BUSINESS

Big Bazaar to log out of online venture

By Raghavendra Kamath
August 29, 2016 08:54 IST

Future Group said customer acquisition costs, fulfilment costs and other expenses in e-commerce add up to 50 per cent of overall business costs, making it unviable

Kishore Biyani’s Future Group has decided to close the chain’s ambitious online retail venture Big Bazaar Direct, finding the business unviable.

Set up in 2013, Big Bazaar Direct is an assisted e-commerce venture of the Future Group, with 1,000 franchisees. It had plans to enroll 50,000.

The group wants to focus on its core business of physical retailing, where it plans to add 3.5 million sq ft of space, the highest-ever addition by the group in a single year.

“I have attempted e-commerce four times in my life. We opened and shut Future Bazaar (the group’s first e-commerce venture). We will close Big Bazaar Direct within a week,” said Biyani, at an event organised by realty consultants JLL and UBM India over the weekend.

 

In Big Bazaar Direct, franchisees sell Big Bazaar products to customers with the help of a tab, without holding any stock.

Brief online history
Started: 2013
Franchisees: 1,000
Aim: To enrol 50,000 franchisees
Tie-up: Oxigen, a payments solution
Model: Franchisees sell Big Bazaar products with the help of a tab, without holding any stock. They need to pay a deposit of Rs 3 lakh to the group

They need to pay a deposit of Rs 300,000 to the group. Early this year, Big Bazaar Direct tied up with payment solutions company, Oxigen, to expand its distribution.

“We are trying to figure out a viable online model. With the acquisition of FabFurnish, we are learning what not to do in e-commerce,” Biyani said.

Early this year, the group bought home products site FabFurnish. Biyani said the customer acquisition costs, fulfilment costs and other expenses in e-commerce add up to 50 per cent of overall business costs, making it unviable.

He added that for a single customer acquired in most of the transactions in e-commerce, Facebook and Google get Rs 800-1,400. He, however, did not explain how they make money.
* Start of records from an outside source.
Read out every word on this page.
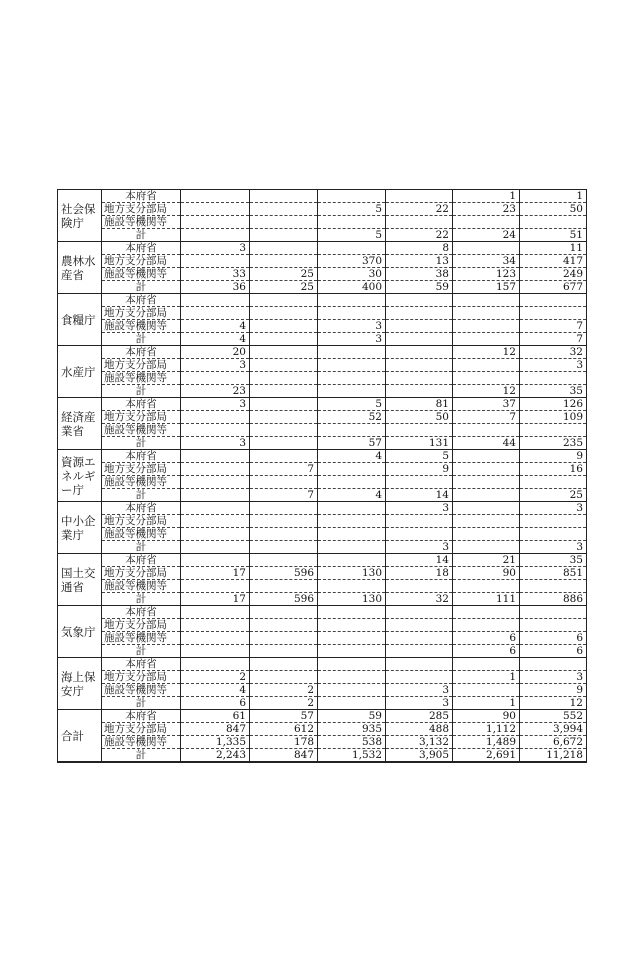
社会保険庁	本府省					1	1
	地方支分部局			5	22	23	50
	施設等機関等						
	計			5	22	24	51
農林水産省	本府省	3			8		11
	地方支分部局			370	13	34	417
	施設等機関等	33	25	30	38	123	249
	計	36	25	400	59	157	677
食糧庁	本府省						
	地方支分部局						
	施設等機関等	4		3			7
	計	4		3			7
水産庁	本府省	20				12	32
	地方支分部局	3					3
	施設等機関等						
	計	23				12	35
経済産業省	本府省	3		5	81	37	126
	地方支分部局			52	50	7	109
	施設等機関等						
	計	3		57	131	44	235
資源エネルギー庁	本府省			4	5		9
	地方支分部局		7		9		16
	施設等機関等						
	計		7	4	14		25
中小企業庁	本府省				3		3
	地方支分部局						
	施設等機関等						
	計				3		3
国土交通省	本府省				14	21	35
	地方支分部局	17	596	130	18	90	851
	施設等機関等						
	計	17	596	130	32	111	886
気象庁	本府省						
	地方支分部局						
	施設等機関等					6	6
	計					6	6
海上保安庁	本府省						
	地方支分部局	2				1	3
	施設等機関等	4	2		3		9
	計	6	2		3	1	12
合計	本府省	61	57	59	285	90	552
	地方支分部局	847	612	935	488	1,112	3,994
	施設等機関等	1,335	178	538	3,132	1,489	6,672
	計	2,243	847	1,532	3,905	2,691	11,218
Taking a dig at e-commerce ventures, Biyani said their business models were not sustainable. “We are happy with old-fashioned retail business. There is profit in it. Our business model has arrived. Theirs is yet to arrive,” he said.

That said, the Future Group is increasingly getting entrenched in the online play, through tie-ups with prominent players such as Paytm and Snapdeal.

Earlier, it had partnered with Amazon. Recently, the group said its hypermarket chain, Big Bazaar, tied up with online marketplace Snapdeal for its flagship Big Bazaar’s five-day “Maha Bachat” sale.

Future Group recently tied up with Paytm, on which Big Bazaar became an anchor store. This allows Paytm users to make online purchases at Big Bazaar.

“We are not against e-commerce firms. We are only against heavy subsidising of products to gain market share. It is a great medium to reach a new set of customers and new geographies,” Rajan Malhotra, president, retail strategy & convergence, Future Group had told Business Standard recently.

“Many aspects of our omni-channel strategy are operational and some are yet to be operational,” Malhotra said, adding, “How we execute the plan is internal to the group.”

According to sources in the group, the omni-channel strategy started with its electronics chain, Ezone, where the offline and online operations are integrated. The group has created a separate team to implement the plan.